Thad Busby

No. 17
- Position: Quarterback

Personal information
- Born: November 25, 1974 (age 51) Pace, Florida, U.S.
- Listed height: 6 ft 2 in (1.88 m)
- Listed weight: 219 lb (99 kg)

Career information
- High school: Pace
- College: Florida State
- NFL draft: 1998: undrafted

Career history
- San Francisco 49ers (1998)*; Mobile Admirals (1999); Cleveland Browns (1999)*; Tampa Bay Storm (2000);
- * Offseason and/or practice squad member only

Awards and highlights
- National champion (1993); ACC Offensive Player of the Year (1997); First-team All-ACC (1997); Second-team All-ACC (1996);

Career Arena League statistics
- Passing TDs–INTs: 7–4
- Passing yards: 604
- Stats at ArenaFan.com

= Thad Busby =

American football player (born 1974)

Thad Busby (born November 25, 1974) is an American former professional football player. He played college football for the Florida State Seminoles and played professionally in the Regional Football League (RFL) and Arena Football League (AFL).

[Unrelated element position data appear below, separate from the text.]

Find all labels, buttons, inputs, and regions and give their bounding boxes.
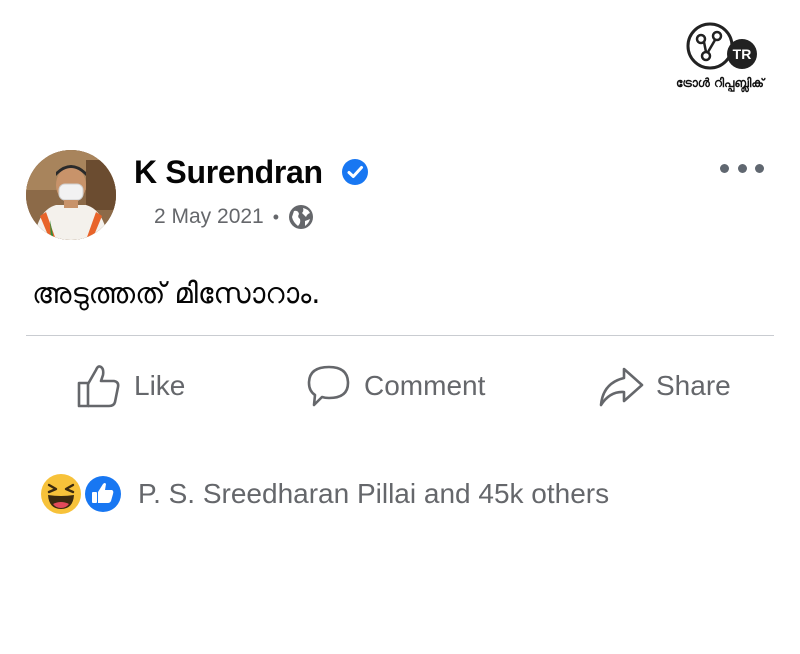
more-dot: [755, 163, 764, 173]
share-button[interactable]: Share: [596, 356, 731, 416]
watermark-caption: ട്രോൾ റിപ്പബ്ലിക്: [676, 76, 764, 90]
reaction-summary[interactable]: P. S. Sreedharan Pillai and 45k others: [138, 478, 609, 510]
post-text: അടുത്തത് മിസോറാം.: [32, 276, 321, 310]
more-options-button[interactable]: [720, 156, 764, 180]
comment-label: Comment: [364, 370, 486, 401]
troll-republic-logo-icon: TR: [686, 22, 757, 70]
post-meta: 2 May 2021 •: [154, 202, 314, 232]
post-header: K Surendran 2 May 2021 •: [26, 150, 776, 245]
comment-icon: [307, 365, 350, 407]
haha-icon: [41, 474, 81, 514]
globe-icon[interactable]: [288, 204, 314, 230]
like-reaction-icon: [83, 474, 123, 514]
avatar[interactable]: [26, 150, 116, 240]
reactions-row: P. S. Sreedharan Pillai and 45k others: [40, 470, 609, 518]
divider: [26, 335, 774, 336]
comment-button[interactable]: Comment: [304, 356, 485, 416]
like-button[interactable]: Like: [74, 356, 185, 416]
post-timestamp[interactable]: 2 May 2021: [154, 205, 264, 229]
watermark-logo-text: TR: [733, 46, 752, 62]
avatar-photo: [26, 150, 116, 240]
reaction-icons[interactable]: [40, 472, 130, 516]
like-label: Like: [134, 370, 186, 401]
more-dot: [737, 163, 747, 173]
share-arrow-icon: [599, 367, 644, 407]
thumbs-up-icon: [77, 365, 120, 408]
post-actions: Like Comment Share: [26, 356, 774, 416]
author-name[interactable]: K Surendran: [134, 154, 323, 191]
verified-badge-icon: [342, 159, 368, 185]
share-label: Share: [656, 370, 731, 401]
meta-separator: •: [272, 206, 280, 227]
more-dot: [720, 163, 729, 173]
troll-republic-watermark: TR ട്രോൾ റിപ്പബ്ലിക്: [672, 22, 768, 102]
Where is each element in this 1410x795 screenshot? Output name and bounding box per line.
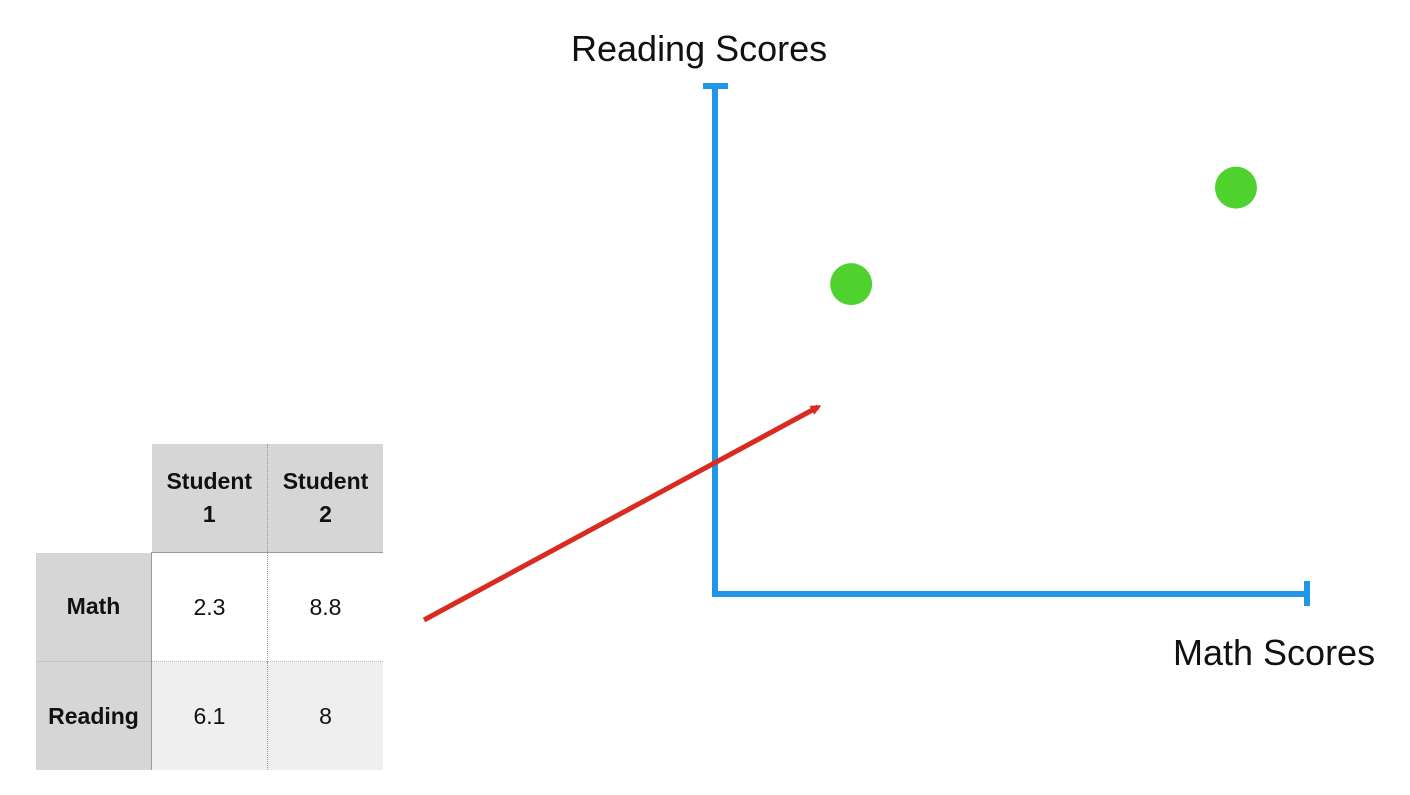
x-axis-title: Math Scores [1173, 632, 1376, 673]
table-row-reading: Reading 6.1 8 [36, 661, 383, 770]
table-cell: 2.3 [151, 552, 268, 662]
column-header-number: 1 [202, 501, 216, 527]
column-header-student-1: Student 1 [151, 444, 268, 553]
table-row-math: Math 2.3 8.8 [36, 552, 383, 662]
table-cell: 8.8 [267, 552, 383, 662]
column-header-label: Student [166, 468, 253, 494]
table-cell: 8 [267, 661, 383, 770]
row-header-reading: Reading [36, 661, 152, 770]
data-point-student-2 [1214, 166, 1257, 209]
data-point-student-1 [830, 263, 873, 306]
axes [703, 83, 1310, 606]
row-header-math: Math [36, 552, 152, 662]
scores-table: Student 1 Student 2 Math 2.3 8.8 Reading 6… [36, 444, 383, 770]
column-header-label: Student [282, 468, 369, 494]
column-header-number: 2 [319, 501, 332, 527]
table-corner-cell [36, 444, 152, 553]
mapping-arrow [422, 404, 818, 623]
table-cell: 6.1 [151, 661, 268, 770]
data-points [830, 166, 1257, 306]
y-axis-title: Reading Scores [571, 28, 828, 69]
column-header-student-2: Student 2 [267, 444, 383, 553]
table-header-row: Student 1 Student 2 [36, 444, 383, 553]
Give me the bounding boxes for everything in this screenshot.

==Early life and education==
Busby attended Pace High School in Pace, Florida, and was then drafted by the Toronto Blue Jays in the fourth round of the 1993 Major League Baseball draft, but did not sign. He attended Florida State University, where he played both football and baseball and compiled a 19–2 record as the Seminoles' starting quarterback in 1996–97.

==Career==
After his college career, he was also a member of the San Francisco 49ers and Cleveland Browns of the National Football League (NFL), but did not make a regular season roster. He did play in the short-lived Regional Football League in 1999 for the Mobile Admirals, and in the Arena Football League for the Tampa Bay Storm in 2000.